I remember that the simple process of incorporation itself seemed mysterious to me back then. In December 1996, in preparation for starting the business, I had read a through a few books and consulted some friends. Then, upon moving to DC, I obtained professional help from the Foley and Lardner law firm, mostly from a paralegal named James. The series of steps that it took to get the company going added up to a significant milestone for me. They included: naming the company; setting up the corporate papers; filing those papers with the District of Columbia and federal government; loaning the company money; and establishing a bank account.
On January 15th, 1997 , James the paralegal helped me put together the papers. We made a number of what seemed like arbitrary decisions together: how much stock (100,000 shares common stock, no par value); whether there would be other officers (no, except that I made my brother the official Secretary); that it would be a C-Corp (probably a mistake); who would be the registered agent (me); whether the corporate bylaws would vary much from the most basic template (no); who would be on the board (just me); how much starting capital would be put into the company ($100, and a $9900.00 self-loan); and, because I had no better idea despite endless brainstorming, I kept the name I had used as an independent contractor since 1991, NGP Software).
As a result of this paperwork, I had added a “, Inc.” and thus accomplished the magic of limited liability. (I also learned the wonderful phrase “piercing the corporate veil” and resolved to avoid that uncomfortable state of affairs.) On January 31st the Department of Consumer and Regulatory Affairs in the District “received and accepted for record” the Articles of Incorporation of NGP Software, Inc. and further certified “that the above named corporation is in Good Standing.”
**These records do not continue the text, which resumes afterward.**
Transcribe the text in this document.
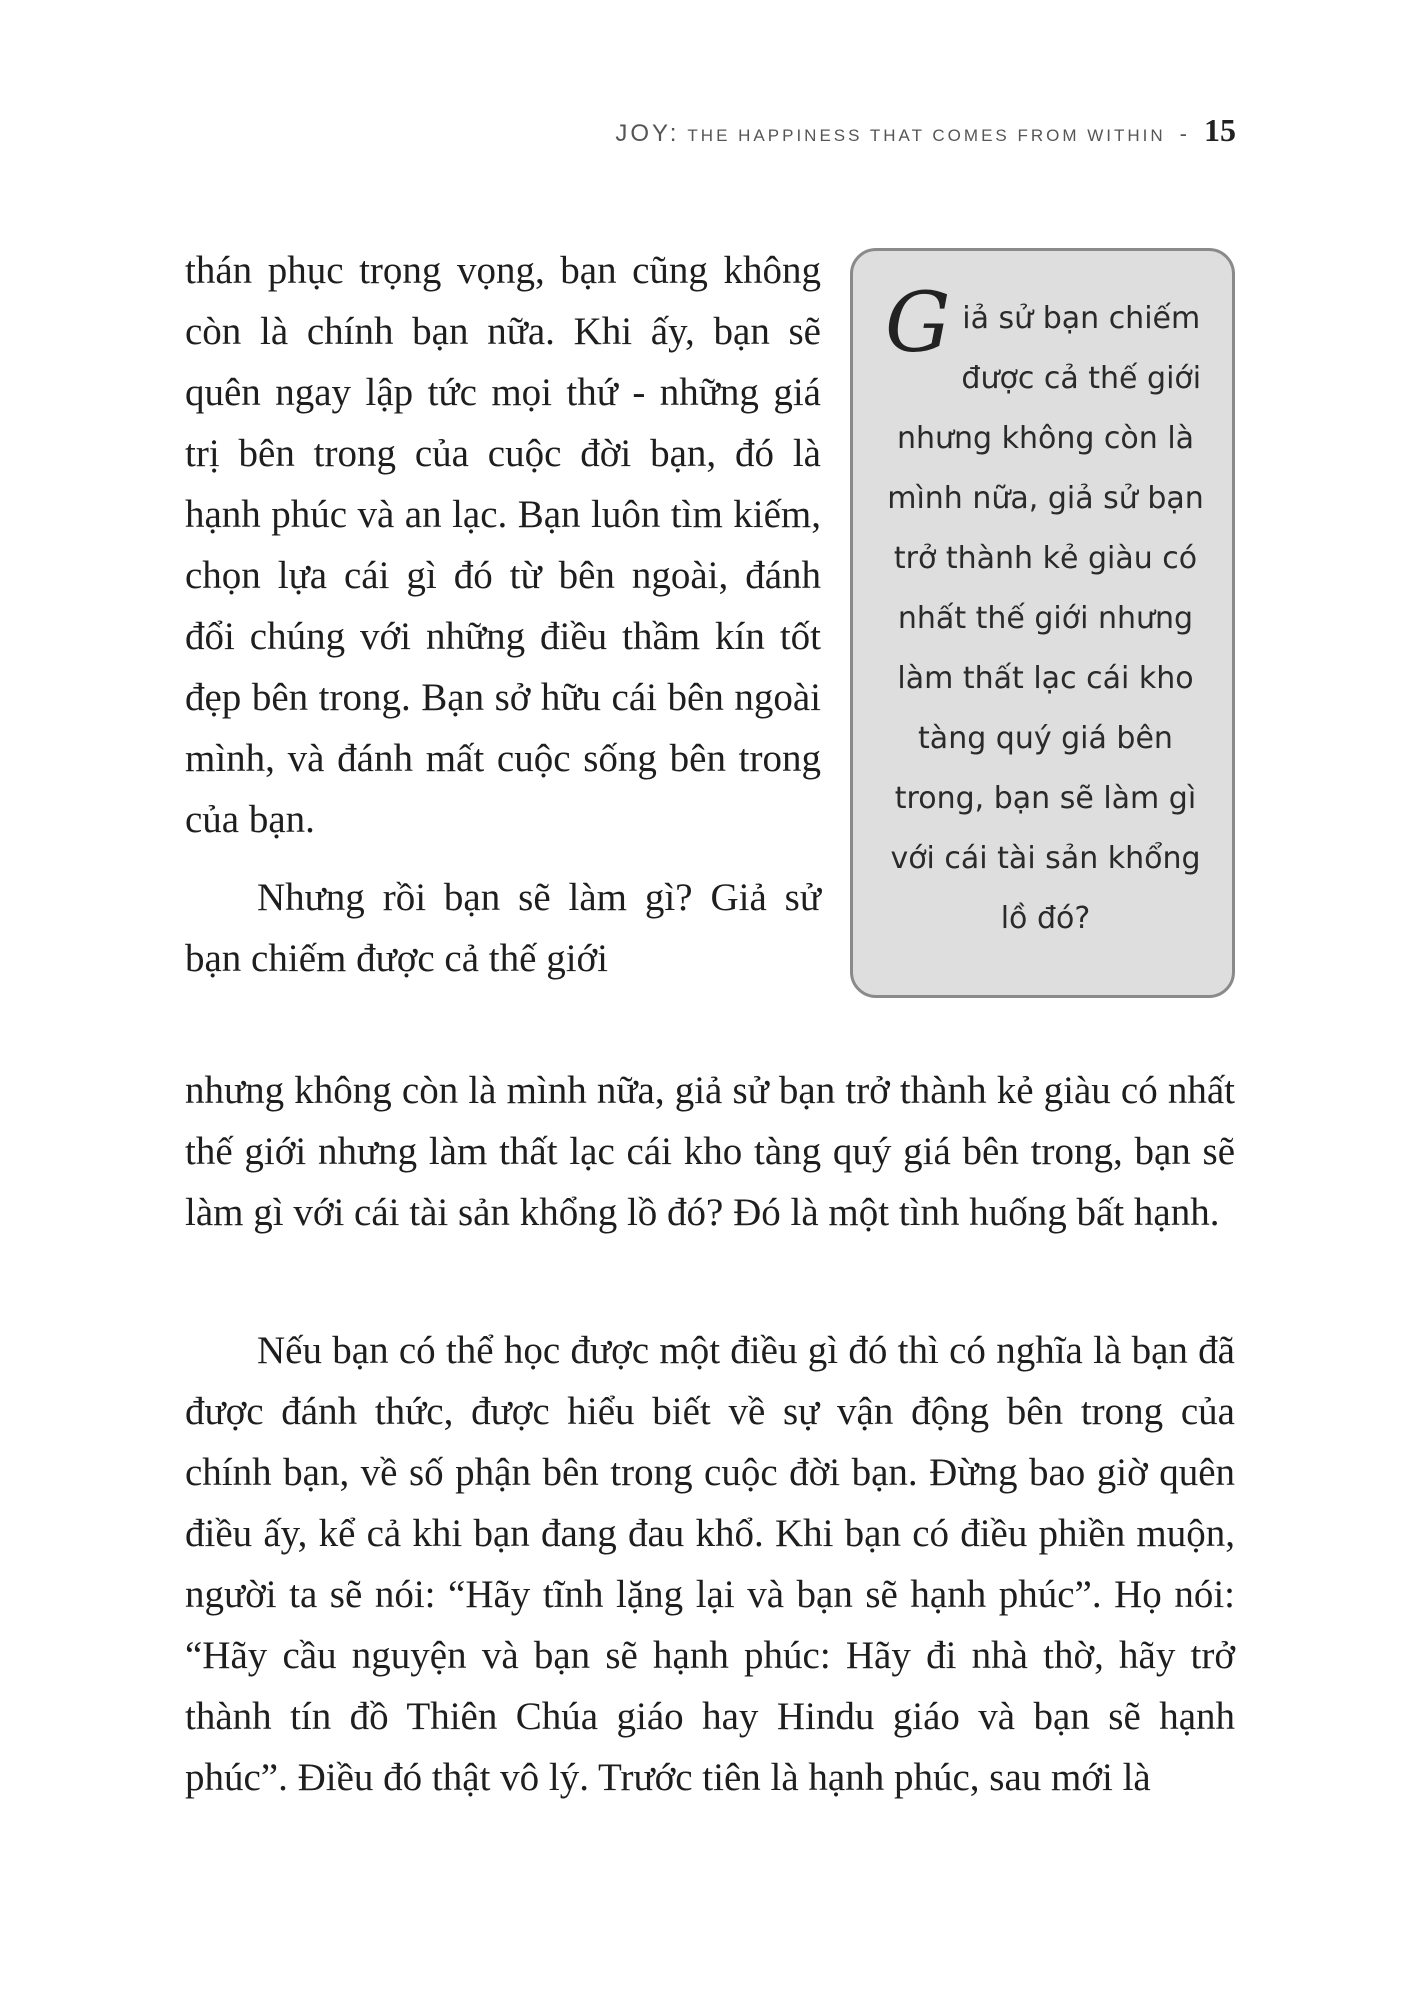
JOY: THE HAPPINESS THAT COMES FROM WITHIN - 15

thán phục trọng vọng, bạn cũng không còn là chính bạn nữa. Khi ấy, bạn sẽ quên ngay lập tức mọi thứ - những giá trị bên trong của cuộc đời bạn, đó là hạnh phúc và an lạc. Bạn luôn tìm kiếm, chọn lựa cái gì đó từ bên ngoài, đánh đổi chúng với những điều thầm kín tốt đẹp bên trong. Bạn sở hữu cái bên ngoài mình, và đánh mất cuộc sống bên trong của bạn.

Nhưng rồi bạn sẽ làm gì? Giả sử bạn chiếm được cả thế giới

G iả sử bạn chiếm được cả thế giới nhưng không còn là mình nữa, giả sử bạn trở thành kẻ giàu có nhất thế giới nhưng làm thất lạc cái kho tàng quý giá bên trong, bạn sẽ làm gì với cái tài sản khổng lồ đó?

nhưng không còn là mình nữa, giả sử bạn trở thành kẻ giàu có nhất thế giới nhưng làm thất lạc cái kho tàng quý giá bên trong, bạn sẽ làm gì với cái tài sản khổng lồ đó? Đó là một tình huống bất hạnh.

Nếu bạn có thể học được một điều gì đó thì có nghĩa là bạn đã được đánh thức, được hiểu biết về sự vận động bên trong của chính bạn, về số phận bên trong cuộc đời bạn. Đừng bao giờ quên điều ấy, kể cả khi bạn đang đau khổ. Khi bạn có điều phiền muộn, người ta sẽ nói: “Hãy tĩnh lặng lại và bạn sẽ hạnh phúc”. Họ nói: “Hãy cầu nguyện và bạn sẽ hạnh phúc: Hãy đi nhà thờ, hãy trở thành tín đồ Thiên Chúa giáo hay Hindu giáo và bạn sẽ hạnh phúc”. Điều đó thật vô lý. Trước tiên là hạnh phúc, sau mới là
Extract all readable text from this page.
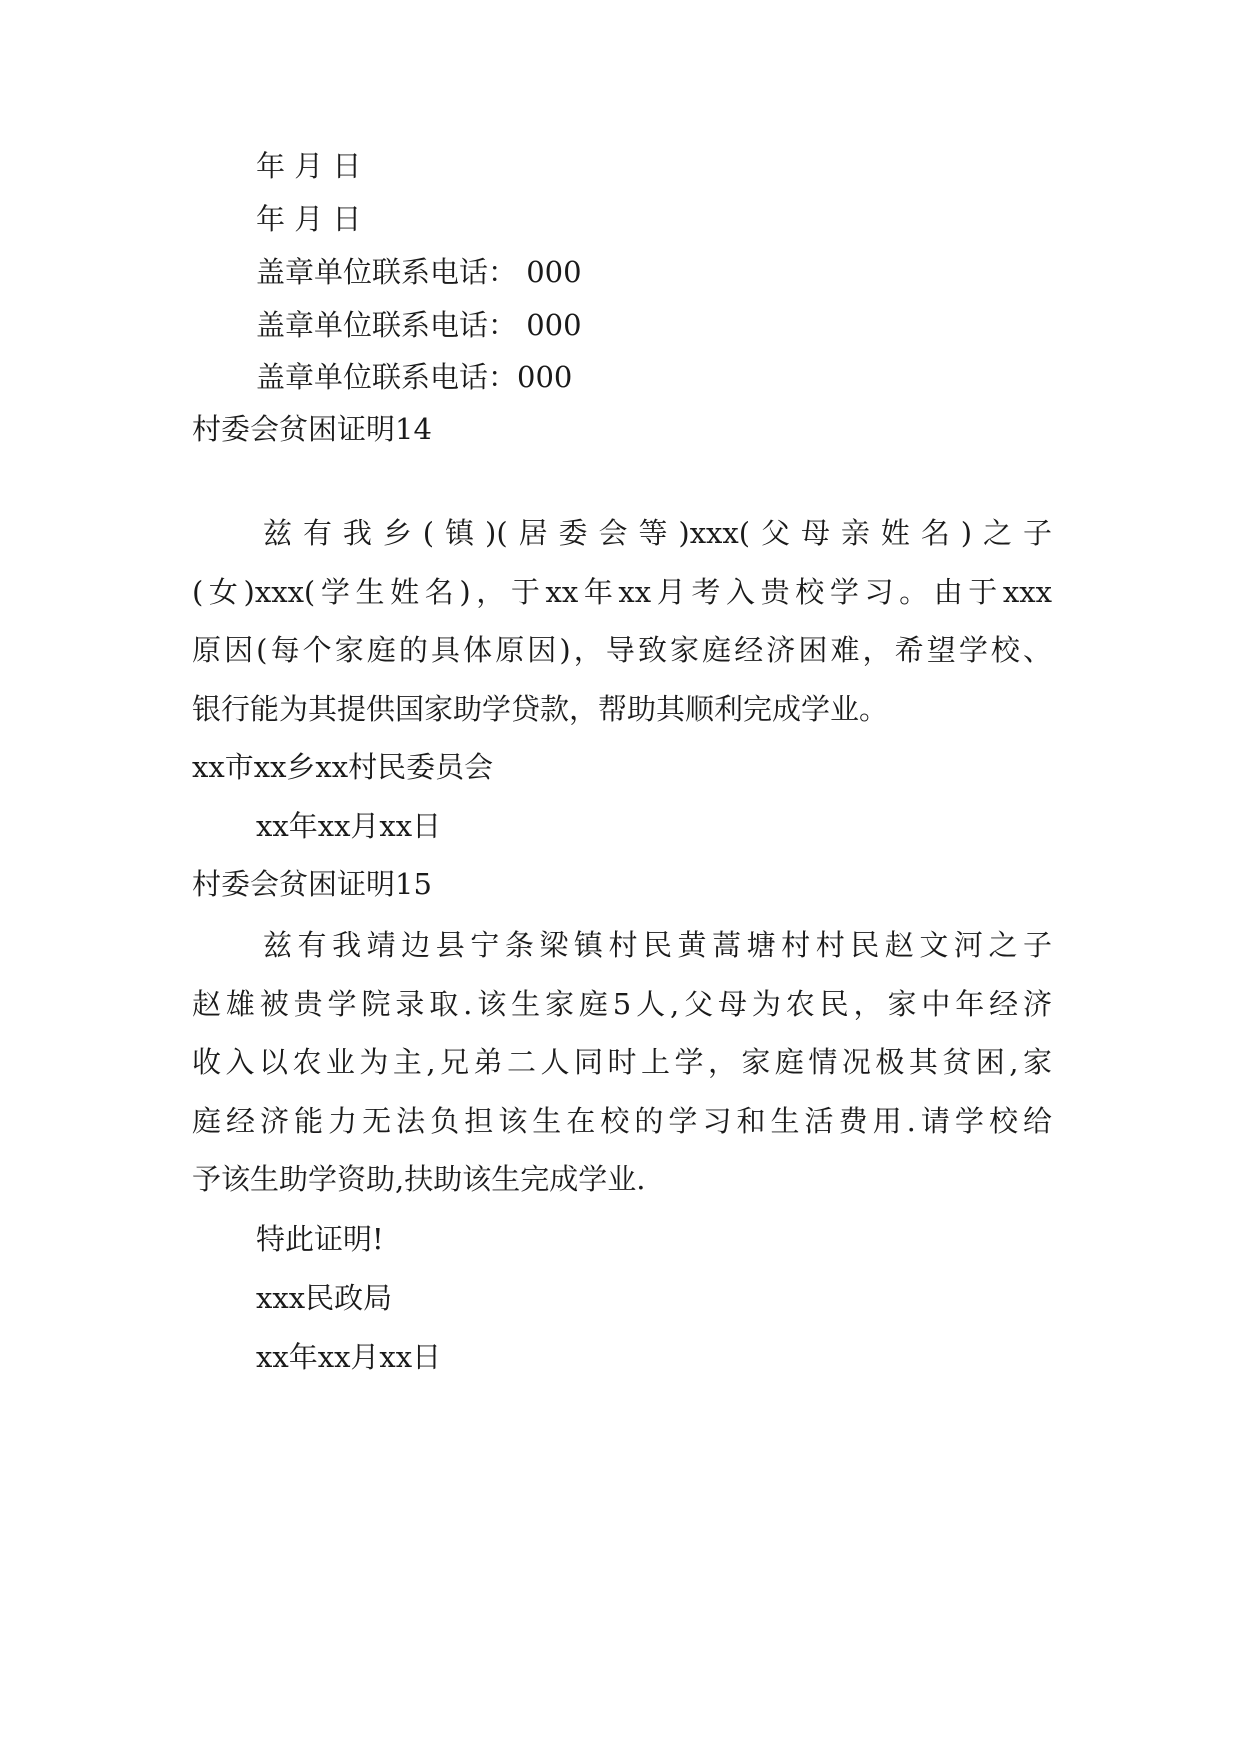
年 月 日
年 月 日
盖章单位联系电话： 000
盖章单位联系电话： 000
盖章单位联系电话：000
村委会贫困证明14
兹有我乡(镇)(居委会等)xxx(父母亲姓名)之子
(女)xxx(学生姓名)，于xx年xx月考入贵校学习。由于xxx
原因(每个家庭的具体原因)，导致家庭经济困难，希望学校、
银行能为其提供国家助学贷款，帮助其顺利完成学业。
xx市xx乡xx村民委员会
xx年xx月xx日
村委会贫困证明15
兹有我靖边县宁条梁镇村民黄蒿塘村村民赵文河之子
赵雄被贵学院录取.该生家庭5人,父母为农民，家中年经济
收入以农业为主,兄弟二人同时上学，家庭情况极其贫困,家
庭经济能力无法负担该生在校的学习和生活费用.请学校给
予该生助学资助,扶助该生完成学业.
特此证明!
xxx民政局
xx年xx月xx日
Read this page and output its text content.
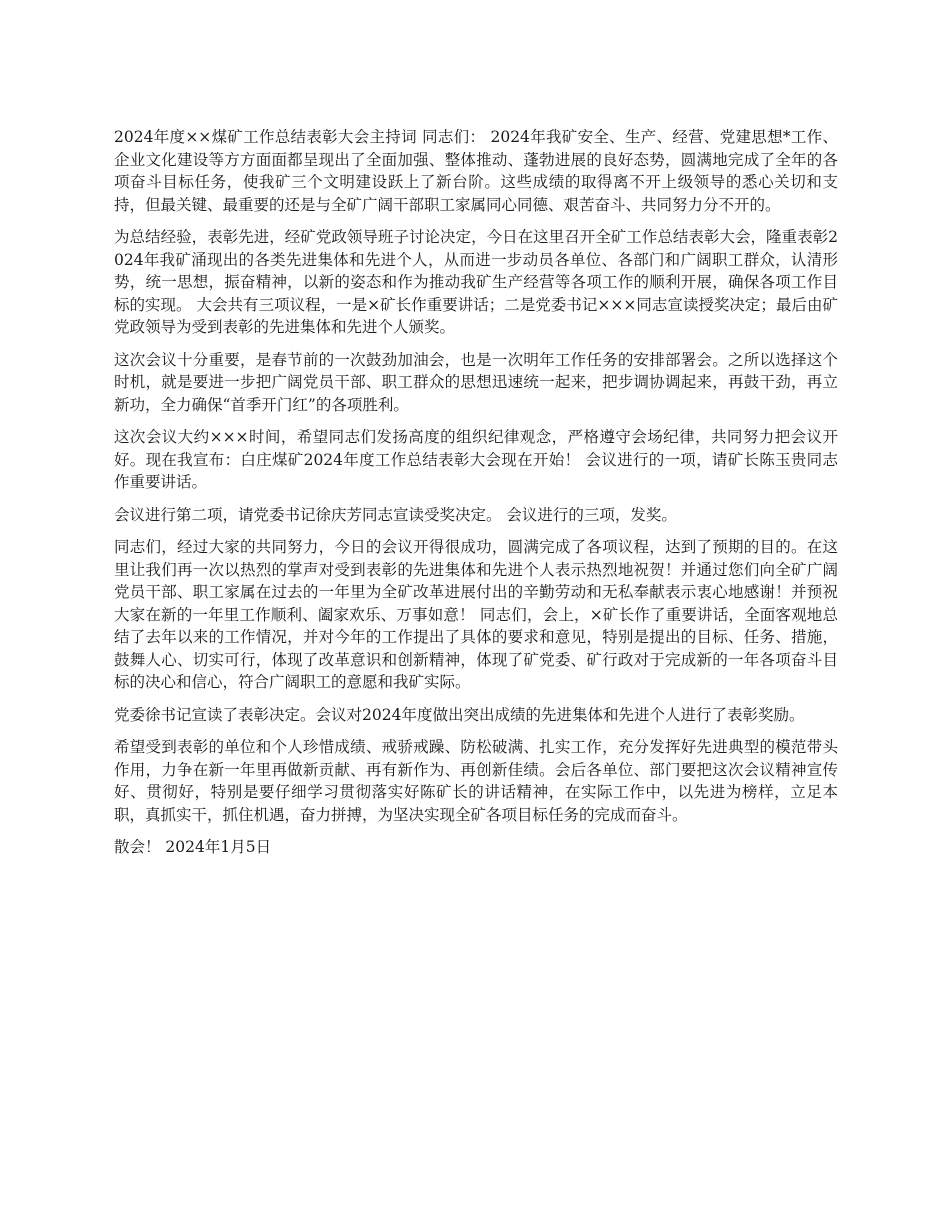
2024年度××煤矿工作总结表彰大会主持词 同志们： 2024年我矿安全、生产、经营、党建思想*工作、企业文化建设等方方面面都呈现出了全面加强、整体推动、蓬勃进展的良好态势，圆满地完成了全年的各项奋斗目标任务，使我矿三个文明建设跃上了新台阶。这些成绩的取得离不开上级领导的悉心关切和支持，但最关键、最重要的还是与全矿广阔干部职工家属同心同德、艰苦奋斗、共同努力分不开的。

为总结经验，表彰先进，经矿党政领导班子讨论决定，今日在这里召开全矿工作总结表彰大会，隆重表彰2024年我矿涌现出的各类先进集体和先进个人，从而进一步动员各单位、各部门和广阔职工群众，认清形势，统一思想，振奋精神，以新的姿态和作为推动我矿生产经营等各项工作的顺利开展，确保各项工作目标的实现。 大会共有三项议程，一是×矿长作重要讲话；二是党委书记×××同志宣读授奖决定；最后由矿党政领导为受到表彰的先进集体和先进个人颁奖。

这次会议十分重要，是春节前的一次鼓劲加油会，也是一次明年工作任务的安排部署会。之所以选择这个时机，就是要进一步把广阔党员干部、职工群众的思想迅速统一起来，把步调协调起来，再鼓干劲，再立新功，全力确保“首季开门红”的各项胜利。

这次会议大约×××时间，希望同志们发扬高度的组织纪律观念，严格遵守会场纪律，共同努力把会议开好。现在我宣布：白庄煤矿2024年度工作总结表彰大会现在开始！ 会议进行的一项，请矿长陈玉贵同志作重要讲话。

会议进行第二项，请党委书记徐庆芳同志宣读受奖决定。 会议进行的三项，发奖。

同志们，经过大家的共同努力，今日的会议开得很成功，圆满完成了各项议程，达到了预期的目的。在这里让我们再一次以热烈的掌声对受到表彰的先进集体和先进个人表示热烈地祝贺！并通过您们向全矿广阔党员干部、职工家属在过去的一年里为全矿改革进展付出的辛勤劳动和无私奉献表示衷心地感谢！并预祝大家在新的一年里工作顺利、阖家欢乐、万事如意！ 同志们，会上，×矿长作了重要讲话，全面客观地总结了去年以来的工作情况，并对今年的工作提出了具体的要求和意见，特别是提出的目标、任务、措施，鼓舞人心、切实可行，体现了改革意识和创新精神，体现了矿党委、矿行政对于完成新的一年各项奋斗目标的决心和信心，符合广阔职工的意愿和我矿实际。

党委徐书记宣读了表彰决定。会议对2024年度做出突出成绩的先进集体和先进个人进行了表彰奖励。

希望受到表彰的单位和个人珍惜成绩、戒骄戒躁、防松破满、扎实工作，充分发挥好先进典型的模范带头作用，力争在新一年里再做新贡献、再有新作为、再创新佳绩。会后各单位、部门要把这次会议精神宣传好、贯彻好，特别是要仔细学习贯彻落实好陈矿长的讲话精神，在实际工作中，以先进为榜样，立足本职，真抓实干，抓住机遇，奋力拼搏，为坚决实现全矿各项目标任务的完成而奋斗。

散会！ 2024年1月5日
Looking at my records I see that on February 4, 1997 , I presented my certificate of incorporation to Bank of America in Woodley Park , established a bank account for the company, and deposited my $10000.00 in savings. It seemed like a fair amount of dough at the time and the company had a slow start—it took me until 5/5/1998 repay that loan, and longer to start drawing any salary. I later received an official binder for the papers as well as a cool corporate seal maker—a hand-grasped metal object that when squeezed compressed paper into the pattern of the company’s corporate seal. I am always happy, when, maybe once a year, I get the chance to use it.
I have learned an awful lot about business since 1997. And, goodness knows, I have an awful lot left to learn.